Kuzey Irak açılımı iç barışı güçlendiriyor

IRAK’a sadece Kuzey Irak’taki Kürt yönetimi penceresinden bakan sürecin sona ermesi, iç politikada da yeni açılımların beklenebileceği izlenimi veriyor.

Türkiye’nin bu noktaya nasıl geldiğini düşündüğümde, Irak’ın toprak bütünlüğü konusunda uluslararası platformda genel bir anlayışın önemli payı olduğunu görüyorum.

Sadece ABD mi? Arap ülkeleri de son bir yıl içinde son derece net biçimde Irak’n bölünmesine karşı kampanya yürüttüler.

Türkiye ile Irak arasındaki yeni dönemin ilk resmi işareti Türkiye’nin Irak Özel Temsilcisi Büyükelçi Murat Özçelik ve Prof. Ahmet Davutoğlu’nun Bağdat’ı ziyaretleri oldu.

Bağdat’ta Irak Kürdistan bölgesel yönetiminin başbakanı Neçirvan Barzani ile görüşüldü. Bu bir ilkti.

Bu noktaya varan süreç Dağlıca saldırısından sonra hızlandı. ABD Başkan Yardımcısı Cheney’in Erbil’i ziyareti buradan verilen mesajda PKK’nın ortak düşman olduğunun vurgulanması soyuna değilmiş, şimdi olayları birbirine ekledikçe resim netleşiyor.

* * *

TÜRKİYE
’nin Irak’ın bütün unsurlarıyla olduğu gibi Barzani Yönetimiyle de ilişkileri geliştirme kararı, Kürt kökenli halklara da rahatlatıcı bir mesaj ulaştırıyor.

Kuzey Irak’a gittiğinizde, Türkiye’nin bölge halkının gözünde, 2. Dünya savaşı sonrası yaratılan bir nevi "Amerikan rüyası" etkisine sahip olduğunu fark ediyorsunuz.

Buna İstanbul rüyası da denebilir. Talabani bile birçok söyleşisinde İstanbul’u ne kadar sevdiğini, hatta burada evi olduğunu söylemedi mi? İstanbul öyle büyülü bir rüya bölge açısından.
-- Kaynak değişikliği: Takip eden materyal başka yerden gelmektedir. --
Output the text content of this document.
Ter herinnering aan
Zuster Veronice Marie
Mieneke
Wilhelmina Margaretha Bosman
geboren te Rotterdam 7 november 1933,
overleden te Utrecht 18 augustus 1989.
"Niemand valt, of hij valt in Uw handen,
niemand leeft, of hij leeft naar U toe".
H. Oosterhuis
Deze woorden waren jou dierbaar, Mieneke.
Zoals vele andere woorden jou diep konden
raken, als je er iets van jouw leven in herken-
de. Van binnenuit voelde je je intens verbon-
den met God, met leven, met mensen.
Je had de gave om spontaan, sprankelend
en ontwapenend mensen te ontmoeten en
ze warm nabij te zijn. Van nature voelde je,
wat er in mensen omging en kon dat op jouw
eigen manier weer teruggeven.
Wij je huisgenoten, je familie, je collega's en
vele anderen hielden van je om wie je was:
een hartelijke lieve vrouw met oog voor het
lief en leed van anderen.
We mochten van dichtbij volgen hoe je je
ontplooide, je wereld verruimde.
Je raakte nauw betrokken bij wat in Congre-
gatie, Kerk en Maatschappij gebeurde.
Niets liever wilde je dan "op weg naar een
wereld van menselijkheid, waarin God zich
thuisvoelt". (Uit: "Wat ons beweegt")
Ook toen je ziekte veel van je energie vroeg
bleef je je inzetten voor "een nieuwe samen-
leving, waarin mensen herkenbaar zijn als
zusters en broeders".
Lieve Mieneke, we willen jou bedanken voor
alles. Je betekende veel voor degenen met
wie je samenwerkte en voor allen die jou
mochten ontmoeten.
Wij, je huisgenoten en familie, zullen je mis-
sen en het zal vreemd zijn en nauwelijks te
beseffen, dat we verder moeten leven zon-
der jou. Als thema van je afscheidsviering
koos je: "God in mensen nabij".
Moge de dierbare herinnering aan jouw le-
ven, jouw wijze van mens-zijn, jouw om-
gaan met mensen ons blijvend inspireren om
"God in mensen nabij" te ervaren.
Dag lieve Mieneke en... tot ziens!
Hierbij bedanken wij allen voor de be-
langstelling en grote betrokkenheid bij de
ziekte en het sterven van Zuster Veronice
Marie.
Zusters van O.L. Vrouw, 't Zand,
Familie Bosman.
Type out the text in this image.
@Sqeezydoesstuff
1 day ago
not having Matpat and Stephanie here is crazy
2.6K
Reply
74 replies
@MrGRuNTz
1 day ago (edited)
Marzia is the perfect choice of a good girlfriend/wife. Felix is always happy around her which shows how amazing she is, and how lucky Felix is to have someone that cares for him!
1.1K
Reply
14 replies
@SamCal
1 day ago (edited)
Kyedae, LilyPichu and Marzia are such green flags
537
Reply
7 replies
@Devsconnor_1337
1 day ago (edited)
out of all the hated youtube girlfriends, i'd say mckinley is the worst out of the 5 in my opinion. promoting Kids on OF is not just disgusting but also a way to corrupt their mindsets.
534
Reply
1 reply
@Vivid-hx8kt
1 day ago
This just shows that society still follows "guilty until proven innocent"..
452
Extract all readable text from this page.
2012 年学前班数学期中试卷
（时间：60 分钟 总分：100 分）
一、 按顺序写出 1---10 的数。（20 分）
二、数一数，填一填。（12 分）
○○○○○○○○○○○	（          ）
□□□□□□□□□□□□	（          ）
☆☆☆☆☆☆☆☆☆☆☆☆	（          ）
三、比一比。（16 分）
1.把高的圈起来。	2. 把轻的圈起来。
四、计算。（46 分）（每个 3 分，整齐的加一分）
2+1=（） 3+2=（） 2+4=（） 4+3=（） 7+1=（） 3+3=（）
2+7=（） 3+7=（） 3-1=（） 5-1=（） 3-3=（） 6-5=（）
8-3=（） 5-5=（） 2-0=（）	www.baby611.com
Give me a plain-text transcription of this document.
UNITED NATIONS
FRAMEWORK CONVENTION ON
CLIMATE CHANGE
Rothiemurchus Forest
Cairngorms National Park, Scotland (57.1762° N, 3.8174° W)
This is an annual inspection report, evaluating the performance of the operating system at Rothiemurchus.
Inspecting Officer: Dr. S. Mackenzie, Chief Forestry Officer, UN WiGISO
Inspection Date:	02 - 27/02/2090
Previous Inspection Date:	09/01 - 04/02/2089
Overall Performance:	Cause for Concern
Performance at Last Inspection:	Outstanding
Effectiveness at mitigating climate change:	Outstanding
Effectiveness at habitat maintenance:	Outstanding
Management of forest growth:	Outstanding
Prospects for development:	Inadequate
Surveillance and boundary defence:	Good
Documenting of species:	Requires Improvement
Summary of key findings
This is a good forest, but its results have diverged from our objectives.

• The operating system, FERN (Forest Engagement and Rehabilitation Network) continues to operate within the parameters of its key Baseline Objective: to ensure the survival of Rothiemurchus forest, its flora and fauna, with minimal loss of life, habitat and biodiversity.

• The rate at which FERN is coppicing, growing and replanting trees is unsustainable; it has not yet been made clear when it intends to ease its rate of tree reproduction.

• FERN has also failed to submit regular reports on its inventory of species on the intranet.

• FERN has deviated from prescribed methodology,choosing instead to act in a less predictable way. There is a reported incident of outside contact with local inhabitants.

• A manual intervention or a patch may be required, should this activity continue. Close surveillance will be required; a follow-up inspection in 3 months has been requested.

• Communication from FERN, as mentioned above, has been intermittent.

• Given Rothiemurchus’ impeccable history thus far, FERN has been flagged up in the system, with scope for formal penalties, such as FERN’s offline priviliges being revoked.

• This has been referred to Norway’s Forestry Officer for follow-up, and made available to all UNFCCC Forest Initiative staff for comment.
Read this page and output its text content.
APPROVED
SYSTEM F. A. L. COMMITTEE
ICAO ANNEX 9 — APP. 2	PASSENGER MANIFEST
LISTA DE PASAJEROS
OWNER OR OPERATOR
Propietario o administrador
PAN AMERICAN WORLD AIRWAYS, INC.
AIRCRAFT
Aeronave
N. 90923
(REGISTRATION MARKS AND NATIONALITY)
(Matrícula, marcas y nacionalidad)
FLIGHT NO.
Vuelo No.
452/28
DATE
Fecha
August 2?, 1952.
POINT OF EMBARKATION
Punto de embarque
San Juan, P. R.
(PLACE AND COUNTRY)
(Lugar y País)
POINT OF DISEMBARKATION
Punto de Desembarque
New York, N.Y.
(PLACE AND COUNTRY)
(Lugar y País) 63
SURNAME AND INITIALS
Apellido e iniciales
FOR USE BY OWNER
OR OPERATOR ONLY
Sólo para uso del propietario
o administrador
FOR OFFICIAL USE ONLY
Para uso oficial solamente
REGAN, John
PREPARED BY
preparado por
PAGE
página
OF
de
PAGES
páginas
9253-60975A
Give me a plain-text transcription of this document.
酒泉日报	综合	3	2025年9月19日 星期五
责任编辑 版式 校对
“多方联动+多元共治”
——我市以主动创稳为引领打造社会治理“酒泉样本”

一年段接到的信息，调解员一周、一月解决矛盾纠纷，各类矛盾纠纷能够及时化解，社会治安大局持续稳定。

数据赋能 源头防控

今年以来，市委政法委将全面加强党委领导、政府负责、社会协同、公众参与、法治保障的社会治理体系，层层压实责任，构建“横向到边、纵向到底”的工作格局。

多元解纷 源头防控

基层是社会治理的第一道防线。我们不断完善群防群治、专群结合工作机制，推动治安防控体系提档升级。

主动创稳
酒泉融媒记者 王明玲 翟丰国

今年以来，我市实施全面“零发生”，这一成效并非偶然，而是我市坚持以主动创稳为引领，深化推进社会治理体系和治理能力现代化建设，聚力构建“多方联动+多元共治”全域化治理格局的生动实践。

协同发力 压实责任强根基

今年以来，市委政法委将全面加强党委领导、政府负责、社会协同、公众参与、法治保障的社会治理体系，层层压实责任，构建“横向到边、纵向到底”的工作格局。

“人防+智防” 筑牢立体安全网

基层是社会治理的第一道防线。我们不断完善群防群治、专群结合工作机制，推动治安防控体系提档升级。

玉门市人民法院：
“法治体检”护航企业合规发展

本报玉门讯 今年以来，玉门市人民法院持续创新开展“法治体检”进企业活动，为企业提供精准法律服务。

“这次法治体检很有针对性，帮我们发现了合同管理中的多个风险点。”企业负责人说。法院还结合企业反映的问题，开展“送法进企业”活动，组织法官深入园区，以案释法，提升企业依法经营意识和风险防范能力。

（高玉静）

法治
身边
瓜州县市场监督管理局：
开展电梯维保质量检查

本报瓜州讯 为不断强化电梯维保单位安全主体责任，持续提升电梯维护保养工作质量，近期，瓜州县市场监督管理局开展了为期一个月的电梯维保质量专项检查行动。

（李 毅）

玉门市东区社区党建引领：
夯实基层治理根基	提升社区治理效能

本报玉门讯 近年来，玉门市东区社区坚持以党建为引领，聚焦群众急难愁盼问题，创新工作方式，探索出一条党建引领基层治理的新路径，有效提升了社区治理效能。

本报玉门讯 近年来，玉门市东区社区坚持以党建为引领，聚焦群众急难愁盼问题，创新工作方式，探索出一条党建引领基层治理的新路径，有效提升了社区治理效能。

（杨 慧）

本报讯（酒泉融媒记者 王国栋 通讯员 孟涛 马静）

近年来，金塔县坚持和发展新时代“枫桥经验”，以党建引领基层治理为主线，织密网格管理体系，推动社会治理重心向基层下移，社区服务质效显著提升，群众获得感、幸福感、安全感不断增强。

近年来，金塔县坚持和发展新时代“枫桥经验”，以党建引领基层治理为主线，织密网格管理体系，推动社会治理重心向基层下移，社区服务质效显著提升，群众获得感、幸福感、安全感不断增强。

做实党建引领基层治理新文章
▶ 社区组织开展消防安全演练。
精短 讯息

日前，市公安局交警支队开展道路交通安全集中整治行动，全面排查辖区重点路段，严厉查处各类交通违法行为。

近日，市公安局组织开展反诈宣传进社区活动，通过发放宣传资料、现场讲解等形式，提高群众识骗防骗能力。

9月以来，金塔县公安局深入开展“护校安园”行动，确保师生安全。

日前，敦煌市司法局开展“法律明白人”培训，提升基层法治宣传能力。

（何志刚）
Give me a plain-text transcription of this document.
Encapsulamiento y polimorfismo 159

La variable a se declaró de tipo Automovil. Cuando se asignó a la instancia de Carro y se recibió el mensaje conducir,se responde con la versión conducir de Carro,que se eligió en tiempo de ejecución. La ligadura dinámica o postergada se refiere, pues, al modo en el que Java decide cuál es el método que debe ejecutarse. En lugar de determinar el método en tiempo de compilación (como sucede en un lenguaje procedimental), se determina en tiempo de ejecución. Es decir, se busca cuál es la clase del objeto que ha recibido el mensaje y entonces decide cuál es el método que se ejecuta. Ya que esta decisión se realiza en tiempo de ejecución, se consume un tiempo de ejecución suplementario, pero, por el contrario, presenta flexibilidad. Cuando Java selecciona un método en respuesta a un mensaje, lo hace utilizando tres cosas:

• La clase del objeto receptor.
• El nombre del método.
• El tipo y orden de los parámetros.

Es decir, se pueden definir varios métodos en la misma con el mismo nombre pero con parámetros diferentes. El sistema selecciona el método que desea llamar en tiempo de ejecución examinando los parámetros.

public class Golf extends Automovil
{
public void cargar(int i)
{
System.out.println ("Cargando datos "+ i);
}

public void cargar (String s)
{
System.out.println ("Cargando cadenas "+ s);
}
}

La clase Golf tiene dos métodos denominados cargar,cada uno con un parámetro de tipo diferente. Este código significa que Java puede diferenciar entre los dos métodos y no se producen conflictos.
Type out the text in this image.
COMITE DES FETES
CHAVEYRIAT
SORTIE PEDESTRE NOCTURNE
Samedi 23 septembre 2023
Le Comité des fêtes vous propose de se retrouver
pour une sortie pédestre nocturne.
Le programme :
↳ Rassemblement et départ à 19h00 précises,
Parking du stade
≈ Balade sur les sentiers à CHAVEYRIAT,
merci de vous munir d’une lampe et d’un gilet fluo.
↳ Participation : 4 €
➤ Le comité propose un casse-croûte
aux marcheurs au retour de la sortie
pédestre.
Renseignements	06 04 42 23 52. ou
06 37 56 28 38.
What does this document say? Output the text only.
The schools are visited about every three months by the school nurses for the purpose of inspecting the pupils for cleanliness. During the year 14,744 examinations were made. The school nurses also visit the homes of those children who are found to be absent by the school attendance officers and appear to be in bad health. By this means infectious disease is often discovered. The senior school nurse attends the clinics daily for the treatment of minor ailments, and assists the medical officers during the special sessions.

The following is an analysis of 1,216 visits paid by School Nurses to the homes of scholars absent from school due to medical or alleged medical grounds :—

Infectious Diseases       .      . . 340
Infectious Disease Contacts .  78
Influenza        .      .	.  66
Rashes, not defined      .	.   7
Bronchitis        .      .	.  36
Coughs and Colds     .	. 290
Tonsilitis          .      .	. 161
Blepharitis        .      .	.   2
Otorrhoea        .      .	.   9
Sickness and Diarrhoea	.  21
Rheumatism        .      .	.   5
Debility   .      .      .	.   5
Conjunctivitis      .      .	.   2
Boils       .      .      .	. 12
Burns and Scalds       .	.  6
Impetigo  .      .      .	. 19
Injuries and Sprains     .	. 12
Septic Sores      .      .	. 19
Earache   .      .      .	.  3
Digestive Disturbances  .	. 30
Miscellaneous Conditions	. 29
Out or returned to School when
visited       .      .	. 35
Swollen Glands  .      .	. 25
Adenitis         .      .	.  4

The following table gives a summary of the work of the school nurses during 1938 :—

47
İlişkilerdeki olumsuzluğun temelinde PKK’nın, birinci Körfez savaşıyla birlikte Irak’ın kuzeyine yerleşerek hem Türkiye’yi hem de oradaki feodal Kürt yönetimini tehdit eden bölgesel bir hareket haline gelmesi var.

PKK’nın Türkiye’de bir terör örgütü olarak varlığını sürdürmesi, terörizme karşı mücadelenin Kürtlere karşı bir mücadele gibi algılanmasına neden oluyor.

Bu durum da Türklerin Kürtleri ezdiği, yok etmek istediği izlenimini yaratıyor Kürtler arasında.

PKK’ya karşı mücadele ile Güneydoğu Anadolu ve Kürt politikalarının farklılaşmasını sağlamadan da bu duyuyu değiştirmek zor.

Bir şey daha var. Bu politikaların karışması, PKK’ya karşı değil de Türkiye’nin Kürtlere karşı savaştığı izlenimi bölgedeki Arap kamuoyunda da olumsuz bir izlenim yaratıyor.

* * *

KUZEY
Irak açılımına sadece bir dış politika adımları ile sınırlı kalabilir mi? Ya da bu açılım, iç politikada Kürt sorunuyla ilgili paralel adımlar atılmadan başarılı sonuç verir mi?

PKK, Türkiye’yi terör ve şiddet ile tehdit ettikçe Kuzey Irak ile geliştirilmek istenen her ilişki hedef olma durumunda kalacak. Terör örgütü, ilişkileri bugüne kadar olduğu gibi yarın da rehin alacak.

Bu topraklarda yaşayan halkların barışçı çözümler üretme yeteneğine sahip olduğunu kanıtlayacak biçimde çözüm olanağını da denkleme dahil etmeyen bir Kuzey Irak açılımı devam edemez.

Iraklı Kürtlerle ilişkilerin geliştirilmesi, güneydoğu Anadolu ve Kürt meselesinin çözüm yoluna girmesi bir başka açıdan da önemli.

Irak’taki kaos ortamından yararlanarak Kuzey Irak’a yerleşmeye çalışan radikal dinci terör örgütlerinin yayılmasını engellemek önümüzdeki dönemin yeni sorunu olarak karşımızda duruyor.

Kuzey Irak açılımı hem Irak ile ilişkileri sağlam bir temele oturtacak, hem de Türkiye’de iç barış ortamına katkıda bulunacak.